Johnithan Kellerman – Bad Love

Make some money.

No crime in that, right? But she wouldn’t hear of it, wanted to do important work. With people who were really needy.”

She shook her head.

“Saving the bugs,” she said, almost inaudibly. “She thought she was dealing with those potato thingies, but a scorpion got into the jar.”

Her description of Becky as a stickler for the rules didn’t fit with Jean Jeffers’ recollections. A mother’s vision could be overly rosy, but she’d been frank about Becky’s chronic attraction to losers.

Had Becky finally been attracted to the ultimate loser? How loose had things gotten between her and Hewitt?

And what twisted dynamic bound the two of them to G?

Bad love.

Blaming the victim bothered me, but revenge seemed to be the fuel that powered the killer’s engine, and I had to wonder if Becky had been a target of something other than random psychosis.

I drove home straining to make sense of it. No strange vehicles within a hundred yards of the gate, and last night’s anxiety seemed silly.

Robin was working, looking preoccupied and content, and the dog was chewing a nylon bone.

“Milo just called from Santa Barbara,” she said. “The number’s on the kitchen counter.”

I went into the house, found an 805 exchange that wasn’t Sally Grayson’s, and punched it. A voice answered, “Records.”

“Dr. Delaware returning Detective Sturgis’s call.”

“One minute.”

I waited five.

“Sturgis.”

“Hi. Just got through talking to Becky’s mother. Becky never mentioned anyone by name, but she did talk about helping a poor unfortunate psychotic who could very well have been Hewitt.”

“No mention of Gritz?”

“Nor of Silk or Merino. One thing that was interesting, though: she said Becky liked to mend broken wings and had a penchant for losers–guys who involved her in dead-end relationships. If you think of Hewitt as the ultimate loser, it supports what we suspected about things getting unprofessional between them. Having said all that, I don’t know that it leads us anywhere.”

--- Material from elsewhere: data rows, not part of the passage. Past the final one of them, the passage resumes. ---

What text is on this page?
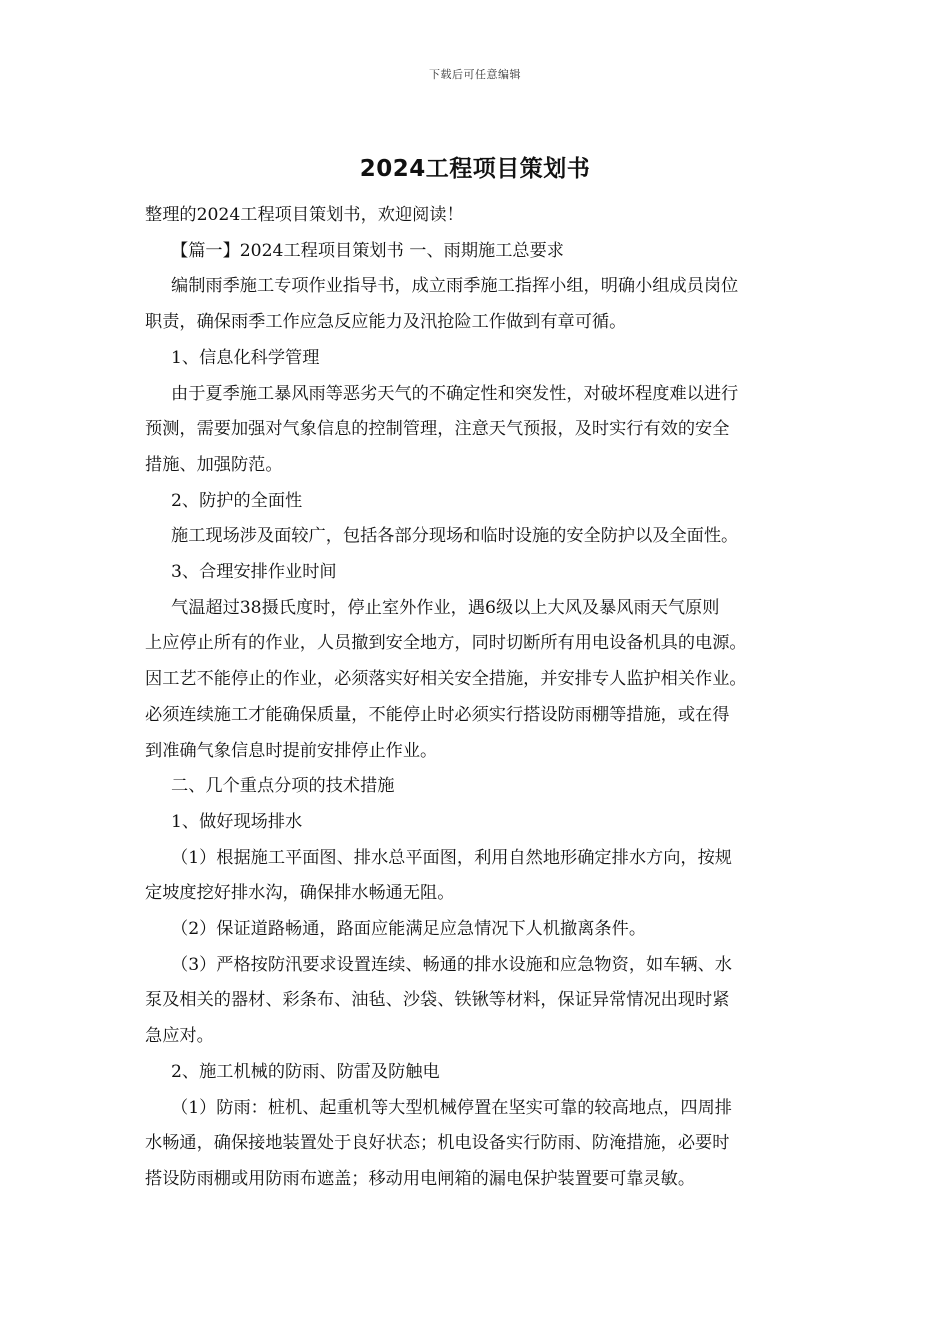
下载后可任意编辑
2024工程项目策划书

整理的2024工程项目策划书，欢迎阅读！

【篇一】2024工程项目策划书 一、雨期施工总要求

编制雨季施工专项作业指导书，成立雨季施工指挥小组，明确小组成员岗位

职责，确保雨季工作应急反应能力及汛抢险工作做到有章可循。

1、信息化科学管理

由于夏季施工暴风雨等恶劣天气的不确定性和突发性，对破坏程度难以进行

预测，需要加强对气象信息的控制管理，注意天气预报，及时实行有效的安全

措施、加强防范。

2、防护的全面性

施工现场涉及面较广，包括各部分现场和临时设施的安全防护以及全面性。

3、合理安排作业时间

气温超过38摄氏度时，停止室外作业，遇6级以上大风及暴风雨天气原则

上应停止所有的作业，人员撤到安全地方，同时切断所有用电设备机具的电源。

因工艺不能停止的作业，必须落实好相关安全措施，并安排专人监护相关作业。

必须连续施工才能确保质量，不能停止时必须实行搭设防雨棚等措施，或在得

到准确气象信息时提前安排停止作业。

二、几个重点分项的技术措施

1、做好现场排水

（1）根据施工平面图、排水总平面图，利用自然地形确定排水方向，按规

定坡度挖好排水沟，确保排水畅通无阻。

（2）保证道路畅通，路面应能满足应急情况下人机撤离条件。

（3）严格按防汛要求设置连续、畅通的排水设施和应急物资，如车辆、水

泵及相关的器材、彩条布、油毡、沙袋、铁锹等材料，保证异常情况出现时紧

急应对。

2、施工机械的防雨、防雷及防触电

（1）防雨：桩机、起重机等大型机械停置在坚实可靠的较高地点，四周排

水畅通，确保接地装置处于良好状态；机电设备实行防雨、防淹措施，必要时

搭设防雨棚或用防雨布遮盖；移动用电闸箱的漏电保护装置要可靠灵敏。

“Well, we’re not doing much better here. No school records at Katarina’s house, so either she never kept them or the killer made off with them. We do have confirmation that Myra Evans was Myra Paprock, but it’s a no-go on Rodney Shipler. His tax records show him working for the L.A. Unified School District for thirty years–right after he got out of the Army. Never up here–and I verified it with the S.B.

district. No connection at all to the de Bosch school.”

“What about summer vacations?” I said. “School personnel sometimes take part-time jobs during the off-season.”

“Summers he worked in L.A.”

“How long was he in the Army?”

“Fifteen years–staff sergeant, most of it over in the Philippines.

Honorable discharge, no blots on his record.”

“He made somebody mad.”

“It doesn’t look like it was someone at the school. In fact, we can’t find any records of anything fishy happening out at the school. No fires or felonies or anything anybody would want to avenge, Alex. Just a few complaints about noise from Bancroft and one vehicular accident that did occur when Myra Evans was teaching there–May of seventy-three–but it was clearly an accident. One of the students stole a school truck and took a joyride. Made it up to the Riviera district and spun off a mountain road. He died, Santa Barbara PD investigated, found no foul play.”

“How old was the student?”

“Fifteen.”

“Vehicular accident off a mountain road,” I said. “Grant Stoumen was hit by a car and Mitchell Lerner was pushed off a mountain.”

“That’s a little abstract, Alex.” l “Maybe not, if matching things–achieving consistency–is part of the killer’s fantasy.”

Pause. “You’d know more about that than I would, but why focus on the school when we’ve got a victim with no connection to it? No obvious connection to de Bosch, period.”

“Shipler could have been connected to the symposium.”

“How? A janitor with a side interest in psychology, or did he sweep up afterward?”

“Maybe it’s the race angle somehow. Shipler was black and de Bosch was a covert bigot.”

“Why would someone pissed off about racism beat a black man to death?”

“I don’t know. .. but I’m sure de Bosch is at the core of this. The school, the conference–all of it. Merino told Harrison the conference set off something in him–maybe it was seeing de Bosch lauded publicly, when he knew the truth to be otherwise.”